Three more nominees:
David Foster Wallace
Neil Stephenson
Phillip Roth
Three more nominees:
David Foster Wallace
Neil Stephenson
Phillip Roth
(nit) - the feud is with Updike, Mailer and Irving. Wolfe respect and likes Roth.
Having said that, I couldn’t agree with you more, Exapno - Wolfe doesn’t hold a candle as a novelist to most of the names listed in the thread. He is an interesting journalist - especially when taken within the context of his time and what he did to influence journalistic style. I still love The Electric Kool-Aid Acid Test as a piece of non-fiction reportage.
But as a writer, as in fiction? Not even close. Not even worth considering.
When Roth can write American Sabbath, the Human Stain, I Married a Communist and his latest book - all in his 60’s, and all critical and commercial successes - is there any question that he is the dean of active American writers?
Richard Ford, anyone?
I always thought that he writes like a graduate student trying too hard. I don’t think he’s talented enough; or if he is, he sure hasn’t learned to wield that talent well.
I second (or third) Irving–although I think his best work has already been written.
As much as I like David Foster Wallace, I don’t think he has enough of a body of work to judge whether he’s in the running for greatest current American writer. Phillip Roth, Norman Mailer, Don DeLillo, John Updike, Thomas Pynchon, and John Irving certainly do. My vote’s with Roth, although I think the “greatest current American writer” nomenclature’s a pretty useless thing in itself.
I can’t believe I forgot to mention E.L. Doctorow.
But I agree with what several other posters have said, that if you had to give the title to any one writer, it would be Phillip Roth.
I’m still surprised that Irving is getting mentioned so many times - I thoroughly enjoy most of his work (Widow for One Year excepted), but I just have never thought of him as “great”, and didn’t think he was generally regarded as such.
I’ll 2nd that. He has an expansive body of work that has been both widely acclaimed and dismissed due to where it’s found in most bookstores - the SF&F aisle. DeLillo writes prettier sentences, but Wolfe tells better stories.
What’s this obsession with the greatest this and that? They’re all (arguably) great writers. There’s no number one, objectively speaking.
One of my definitions of “greatest writer” is the one who packs the most fun into the fewest words.  On that standard, and limiting my choices to book-length writers, I nominate Carl Hiaasen, with a Lifetime Achievement Award for Elmore Leonard.   
I’ll agree with the premise that Tom Wolfe is among the “greats” – I refuse to say “greatest” because I haven’t read even a fraction of the “important” works of this century. I’ll also put John Irving in there, and Kurt Vonnegut, although each of the latter suffer from style repetition in their later works. I’ll say that “Infinite Jest” was good enough that Wallace will still be known (if only for that one work) for a long time to come. Neal Stephenson, despite the Baroque Cycle, still basically writes fiction that serves as entertainment – not as a stimulus for debate, or to provoke thought or emotion – and so as good as he is at his craft, his importance to anything other than the expected quality of entertaining fiction will sadly be minimal. Likewise Orson Scott Card, except that he may be remembered for Ender’s Game provided he’s not still writing sequels and prequels that dilute it when he should be resting on his damned fine laurels.
Horrible horrible book!
The person who reviewed the new book for Newsweek* didn’t like it, but the review was so vehement, I suspect maybe they know each other.

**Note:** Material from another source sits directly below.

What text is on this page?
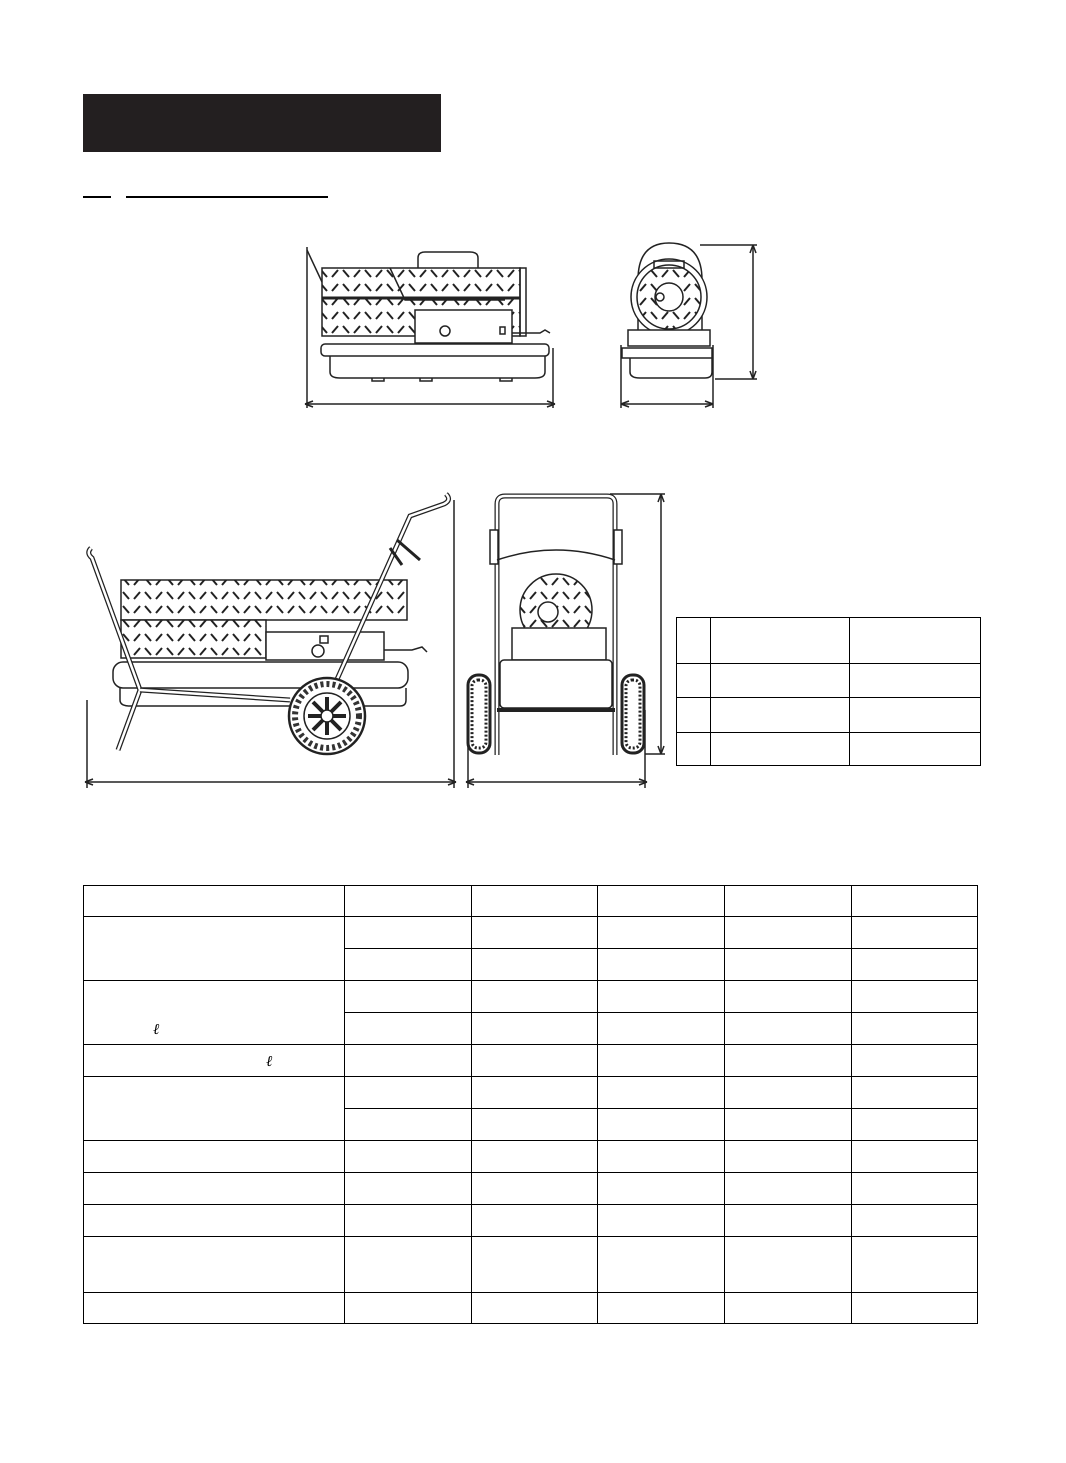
ℓ
ℓ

My vote goes to Don Robertson, for The Ideal Genuine Man, Paradise Falls, and his Civil War trilogy. I haven’t read his other books yet, but the people who gave them to me and said “You have to read this man!” They were right about the first four, so I’m thinking the rest of them will be just as good.
I like Gene Wolfe too (what an imagination he has) but I think the other writers mentioned here (Roth, Updike, Morrison, Ford, etc.) will be read a hundred years from now and will do a better job of conveying all the different truths of 20th century American culture. I don’t think Thomas Wolfe is in the same league. (I’ve only read Bonfire.)
Damn.  Can’t code.  Can’t even count.  
Is this thread arguably the most pointless thread started on the SD this week?
Tom Wolfe. Never Thomas Wolfe. Yet another different Wolfe entirely. Nor is he Tobias Wolff. Who wasn’t the one who wrote about Nero Wolfe.
Wolf Blitzer is a different mammal altogether.
I thought the Newsweek review was surprisingly mild. It’s not as harsh as Michiko Kakutani’s in
The New York Times but makes exactly the same point. Wolfe relies on lots of detailed reporting to try to set a scene, but the details aren’t convincing and he fails to create characters.
Dang it, if the board would let me go home again, I could have edited the third mistake in my post.
I give up.
I’ll take Richard Russo and Kent Haruf above the others mentioned, but they’re all quite swell.
Oh, in light of that definition, I offer up Tom Robbins. That man turns a phrase like no other.